Não é qualquer banda em ação que pode soar como T. Rex ou Heart e, logo em seguida, como Garbage, sem que isso pareça forçado ou sem sentido. As ótimas canções que viabilizam esse vai-e-vem temporal são a confirmação do talento do trio, que quase encerrou atividades por conta de mudanças de seus integrantes para costas diferentes dos Estados Unidos. Em vez do fim, parece que este novo álbum trouxe motivo forte para que todos reafirmassem essa vontade de fazer música sensacional, não importando o quão complexa pudesse soar. E, pelo contrário, as faixas presentes em “Mortal Primetime” são, além de tudo, extremamente pop e convidativas a vários climas. “Nothing Romantic”, a segunda canção do disco, é puro pop-rock setentista com uma profundidade guitarrística diferente mas com pistas deixadas pelo arranjo. Lembra as canções que o Heart fazia no início dos anos 1980. E que guitarrista é esse Nick Kilven, que soa como uma velha raposa felpuda das seis cordas, com um solo flamejante como já não se ouve há tempos. Quando você pensa que entendeu tudo, “Look What You’ve Done To Me” tem uma doçura melancólica que é puro soft rock setentista, com uma melodia que tem ares mccartneyanos. Na letra, o verso: “olhe o que você fez comigo”. Uma lindeza.

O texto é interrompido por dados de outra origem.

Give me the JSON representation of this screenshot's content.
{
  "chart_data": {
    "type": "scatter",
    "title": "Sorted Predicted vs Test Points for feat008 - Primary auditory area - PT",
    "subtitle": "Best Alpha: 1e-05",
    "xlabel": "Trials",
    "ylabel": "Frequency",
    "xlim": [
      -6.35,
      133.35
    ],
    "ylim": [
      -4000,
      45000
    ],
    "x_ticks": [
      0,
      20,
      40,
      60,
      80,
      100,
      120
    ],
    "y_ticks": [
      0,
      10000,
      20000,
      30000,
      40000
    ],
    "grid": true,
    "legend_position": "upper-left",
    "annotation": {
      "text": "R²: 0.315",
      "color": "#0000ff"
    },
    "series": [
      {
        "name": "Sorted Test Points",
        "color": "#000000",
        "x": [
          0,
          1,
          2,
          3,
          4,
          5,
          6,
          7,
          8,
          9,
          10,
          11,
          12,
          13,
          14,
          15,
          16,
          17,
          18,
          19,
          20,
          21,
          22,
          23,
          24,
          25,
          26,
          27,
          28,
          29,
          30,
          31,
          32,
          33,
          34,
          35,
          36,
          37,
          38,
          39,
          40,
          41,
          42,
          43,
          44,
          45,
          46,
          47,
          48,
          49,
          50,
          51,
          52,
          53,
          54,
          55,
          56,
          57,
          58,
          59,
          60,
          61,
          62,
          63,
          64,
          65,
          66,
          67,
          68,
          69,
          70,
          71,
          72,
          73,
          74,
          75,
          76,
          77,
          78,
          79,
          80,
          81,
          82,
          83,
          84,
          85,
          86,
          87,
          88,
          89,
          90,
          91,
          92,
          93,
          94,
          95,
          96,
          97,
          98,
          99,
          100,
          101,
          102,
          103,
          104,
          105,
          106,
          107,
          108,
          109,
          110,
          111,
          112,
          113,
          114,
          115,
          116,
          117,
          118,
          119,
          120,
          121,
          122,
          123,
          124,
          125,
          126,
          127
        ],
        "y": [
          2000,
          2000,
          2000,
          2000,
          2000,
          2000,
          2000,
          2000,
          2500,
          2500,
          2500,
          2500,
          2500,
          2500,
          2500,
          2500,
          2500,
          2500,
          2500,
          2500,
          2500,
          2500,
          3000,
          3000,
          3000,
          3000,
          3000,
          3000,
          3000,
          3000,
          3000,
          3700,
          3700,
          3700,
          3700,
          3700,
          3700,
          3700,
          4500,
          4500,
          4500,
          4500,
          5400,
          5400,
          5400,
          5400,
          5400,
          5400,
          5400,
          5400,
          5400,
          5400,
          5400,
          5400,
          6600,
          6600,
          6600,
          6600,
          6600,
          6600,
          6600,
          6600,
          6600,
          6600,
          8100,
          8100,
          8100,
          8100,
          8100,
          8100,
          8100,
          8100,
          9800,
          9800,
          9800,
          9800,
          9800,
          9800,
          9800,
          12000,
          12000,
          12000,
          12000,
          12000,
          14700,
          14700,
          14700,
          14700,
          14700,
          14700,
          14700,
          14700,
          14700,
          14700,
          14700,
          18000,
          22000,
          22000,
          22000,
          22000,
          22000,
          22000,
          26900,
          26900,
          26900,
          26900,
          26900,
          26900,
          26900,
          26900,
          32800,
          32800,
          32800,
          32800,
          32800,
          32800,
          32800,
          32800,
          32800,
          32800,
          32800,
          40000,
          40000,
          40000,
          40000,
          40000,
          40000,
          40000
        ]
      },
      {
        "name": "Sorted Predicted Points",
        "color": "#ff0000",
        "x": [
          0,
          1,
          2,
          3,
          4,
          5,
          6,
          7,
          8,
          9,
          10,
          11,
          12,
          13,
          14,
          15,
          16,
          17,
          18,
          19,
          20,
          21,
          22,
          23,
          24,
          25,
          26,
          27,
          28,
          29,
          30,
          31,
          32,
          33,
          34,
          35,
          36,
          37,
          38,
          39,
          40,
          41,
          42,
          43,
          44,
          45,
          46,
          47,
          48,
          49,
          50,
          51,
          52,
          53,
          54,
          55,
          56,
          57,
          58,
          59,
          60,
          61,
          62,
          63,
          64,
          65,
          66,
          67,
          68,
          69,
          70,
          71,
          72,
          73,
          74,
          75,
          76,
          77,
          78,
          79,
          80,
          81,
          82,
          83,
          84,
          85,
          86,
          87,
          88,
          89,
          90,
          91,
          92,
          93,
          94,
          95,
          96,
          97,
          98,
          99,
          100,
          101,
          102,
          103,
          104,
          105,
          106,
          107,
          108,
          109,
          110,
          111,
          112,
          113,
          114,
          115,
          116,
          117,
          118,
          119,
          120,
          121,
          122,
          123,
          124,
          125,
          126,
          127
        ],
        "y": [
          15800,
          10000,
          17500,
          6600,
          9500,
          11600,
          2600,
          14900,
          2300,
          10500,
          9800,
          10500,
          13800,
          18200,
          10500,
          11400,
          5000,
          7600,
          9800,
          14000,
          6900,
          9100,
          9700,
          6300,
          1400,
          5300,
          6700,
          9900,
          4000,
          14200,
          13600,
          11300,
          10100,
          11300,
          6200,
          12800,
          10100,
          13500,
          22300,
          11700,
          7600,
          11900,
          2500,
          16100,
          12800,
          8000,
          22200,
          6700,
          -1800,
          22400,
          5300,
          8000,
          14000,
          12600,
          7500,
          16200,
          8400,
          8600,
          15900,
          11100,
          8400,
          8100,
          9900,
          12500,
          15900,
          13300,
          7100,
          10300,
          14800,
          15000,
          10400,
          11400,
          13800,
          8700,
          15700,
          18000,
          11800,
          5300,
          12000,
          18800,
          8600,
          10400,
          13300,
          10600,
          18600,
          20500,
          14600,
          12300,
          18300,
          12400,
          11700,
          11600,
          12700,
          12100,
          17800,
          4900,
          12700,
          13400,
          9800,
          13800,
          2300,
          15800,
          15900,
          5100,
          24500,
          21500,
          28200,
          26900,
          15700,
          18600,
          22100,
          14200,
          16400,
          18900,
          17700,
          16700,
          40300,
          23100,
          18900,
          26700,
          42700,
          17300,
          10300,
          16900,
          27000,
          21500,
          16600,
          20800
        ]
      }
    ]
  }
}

Desse mesmo setor mais pop baladeiro, tem uma pequena joia chamada “I Knew Love”, que começa com a espantosa linha: “I have walked through broken glass and houses I destroyed”, em meio a uma melodia linda de morrer, com um arranjo que é pura contemplação, com andamento em piano, mergulhando também no soft rock. O puro Fleetwood Mac reveste “Take Out Your Insides”, com aquela melancolia boa de sentir, com uma melodia leve como a brisa e vocais que mostram o quanto Julia é boa cantora. “Please Rewind” é puro violão dedilhado, com voz de Nick Kilven, mostrando que ele também domina esta função com desenvoltura. Tem leveza acústica, vocais entrelaçados, cordas, algo que tem aura beatle e lindeza de tarde cinzenta entre lágrimas e chuva, que molham o vidro da janela. “Shooting Star” é outra representante do cânon Fleetwoodiano, na qual, novamente, os vocais de Cumming estão acima da paisagem, indo na distância. E o fecho, com “Sunshine”, recupera o punch guitarreiro do início, envolve tudo numa ambiência shoegaze/dreampop e aponta para o horizonte.
“Mortal Primetime” é uma beleza praticamente perfeita. Tem melodia, ótimas canções, conceito, propriedade. É daqueles discos que pedem atenção total. Suas canções são pequenas joias sonoras. Não perca.
Ouça primeiro: tudo.

Carlos Eduardo Lima (CEL) é doutorando em História Social, jornalista especializado em cultura pop e editor-chefe da Célula Pop. Como crítico musical há mais de 20 anos, já trabalhou para o site Monkeybuzz e as revistas Rolling Stone Brasil e Rock Press. Acha que o mundo acabou no início dos anos 90, mas agora sabe que poucos e bons notaram. Ainda acredita que cacetadas da vida são essenciais para a produção da arte.